Finding the Center and Centroid of a Graph with Multiple Sources
Matthew Chou
TL;DR
The paper tackles finding a fair meeting place among $S$ sources on a graph by defining center as the node minimizing $ecc(v)=\max_{s_j\in S} d(v,s_j)$ and centroid as the node minimizing $g(v)=\sum_{j} d(v,s_j)$. It introduces a multiple-source alternating Dijkstra's framework, with optimized stopping conditions to significantly reduce exploration while preserving accuracy, and extends this with an A*-based variant. The center problem is solved optimally within this framework, while the centroid solution is near-optimal and experimentally exhibits substantial savings in compute, achieving roughly 2x–12x reductions in explored nodes.
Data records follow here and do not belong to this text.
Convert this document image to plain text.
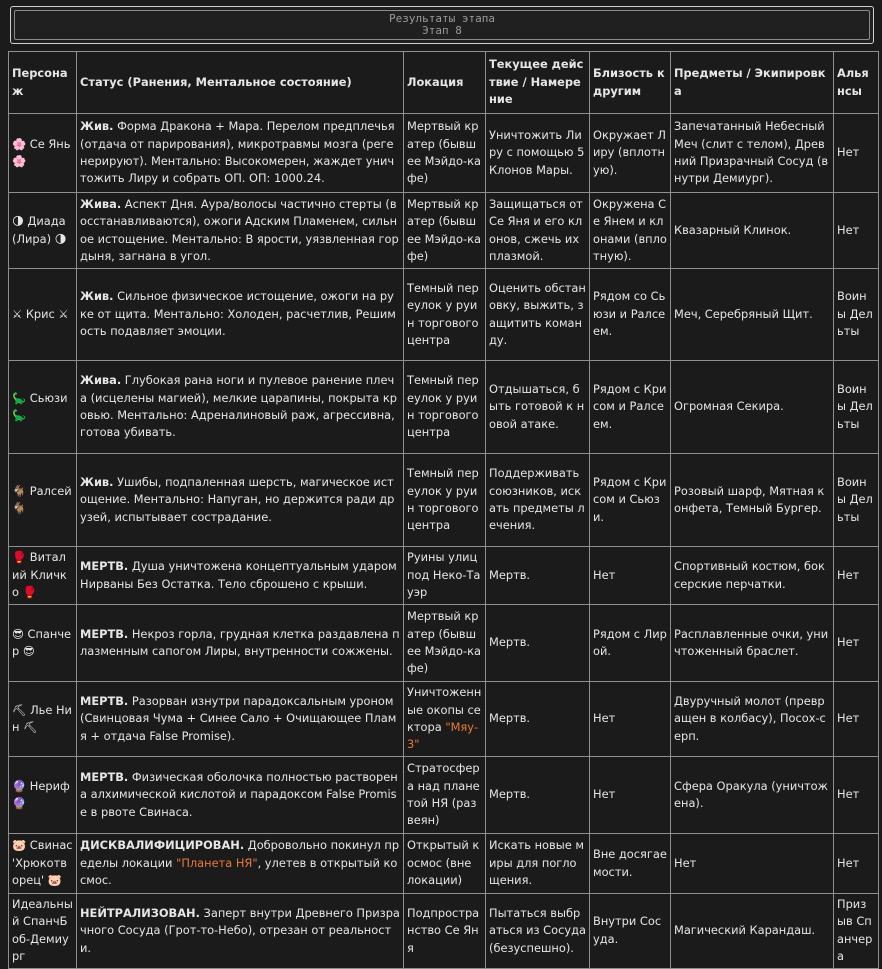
Результаты этапа
Этап 8
Персонаж	Статус (Ранения, Ментальное состояние)	Локация	Текущее действие / Намерение	Близость к другим	Предметы / Экипировка	Альянсы
🌸 Се Янь 🌸	Жив. Форма Дракона + Мара. Перелом предплечья (отдача от парирования), микротравмы мозга (регенерируют). Ментально: Высокомерен, жаждет уничтожить Лиру и собрать ОП. ОП: 1000.24.	Мертвый кратер (бывшее Мэйдо-кафе)	Уничтожить Лиру с помощью 5 Клонов Мары.	Окружает Лиру (вплотную).	Запечатанный Небесный Меч (слит с телом), Древний Призрачный Сосуд (внутри Демиург).	Нет
🌗 Диада (Лира) 🌗	Жива. Аспект Дня. Аура/волосы частично стерты (восстанавливаются), ожоги Адским Пламенем, сильное истощение. Ментально: В ярости, уязвленная гордыня, загнана в угол.	Мертвый кратер (бывшее Мэйдо-кафе)	Защищаться от Се Яня и его клонов, сжечь их плазмой.	Окружена Се Янем и клонами (вплотную).	Квазарный Клинок.	Нет
⚔ Крис ⚔	Жив. Сильное физическое истощение, ожоги на руке от щита. Ментально: Холоден, расчетлив, Решимость подавляет эмоции.	Темный переулок у руин торгового центра	Оценить обстановку, выжить, защитить команду.	Рядом со Сьюзи и Ралсеем.	Меч, Серебряный Щит.	Воины Дельты
🦕 Сьюзи 🦕	Жива. Глубокая рана ноги и пулевое ранение плеча (исцелены магией), мелкие царапины, покрыта кровью. Ментально: Адреналиновый раж, агрессивна, готова убивать.	Темный переулок у руин торгового центра	Отдышаться, быть готовой к новой атаке.	Рядом с Крисом и Ралсеем.	Огромная Секира.	Воины Дельты
🐐 Ралсей 🐐	Жив. Ушибы, подпаленная шерсть, магическое истощение. Ментально: Напуган, но держится ради друзей, испытывает сострадание.	Темный переулок у руин торгового центра	Поддерживать союзников, искать предметы лечения.	Рядом с Крисом и Сьюзи.	Розовый шарф, Мятная конфета, Темный Бургер.	Воины Дельты
🥊 Виталий Кличко 🥊	МЕРТВ. Душа уничтожена концептуальным ударом Нирваны Без Остатка. Тело сброшено с крыши.	Руины улиц под Неко-Тауэр	Мертв.	Нет	Спортивный костюм, боксерские перчатки.	Нет
😎 Спанчер 😎	МЕРТВ. Некроз горла, грудная клетка раздавлена плазменным сапогом Лиры, внутренности сожжены.	Мертвый кратер (бывшее Мэйдо-кафе)	Мертв.	Рядом с Лирой.	Расплавленные очки, уничтоженный браслет.	Нет
⛏ Лье Нин ⛏	МЕРТВ. Разорван изнутри парадоксальным уроном (Свинцовая Чума + Синее Сало + Очищающее Пламя + отдача False Promise).	Уничтоженные окопы сектора "Мяу-3"	Мертв.	Нет	Двуручный молот (превращен в колбасу), Посох-серп.	Нет
🔮 Нериф 🔮	МЕРТВ. Физическая оболочка полностью растворена алхимической кислотой и парадоксом False Promise в рвоте Свинаса.	Стратосфера над планетой НЯ (развеян)	Мертв.	Нет	Сфера Оракула (уничтожена).	Нет
🐷 Свинас 'Хрюкотворец' 🐷	ДИСКВАЛИФИЦИРОВАН. Добровольно покинул пределы локации "Планета НЯ", улетев в открытый космос.	Открытый космос (вне локации)	Искать новые миры для поглощения.	Вне досягаемости.	Нет	Нет
Идеальный СпанчБоб-Демиург	НЕЙТРАЛИЗОВАН. Заперт внутри Древнего Призрачного Сосуда (Грот-то-Небо), отрезан от реальности.	Подпространство Се Яня	Пытаться выбраться из Сосуда (безуспешно).	Внутри Сосуда.	Магический Карандаш.	Призыв Спанчера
The work demonstrates practical, low-complexity algorithms for online or continuously updated meeting-place decisions and outlines future directions for dynamic updates and improved centroid accuracy.
Abstract
We consider the problem of finding a "fair" meeting place when S people want to get together. Specifically, we will consider the cases where a "fair" meeting place is defined to be either 1) a node on a graph that minimizes the maximum time/distance to each person or 2) a node on a graph that minimizes the sum of times/distances to each of the sources. In graph theory, these nodes are denoted as the center and centroid of a graph respectively. In this paper, we propose a novel solution for finding the center and centroid of a graph by using a multiple source alternating Dijkstra's Algorithm. Additionally, we introduce a stopping condition that significantly saves on time complexity without compromising the accuracy of the solution. The results of this paper are a low complexity algorithm that is optimal in computing the center of S sources among N nodes and a low complexity algorithm that is close to optimal for computing the centroid of S sources among N nodes.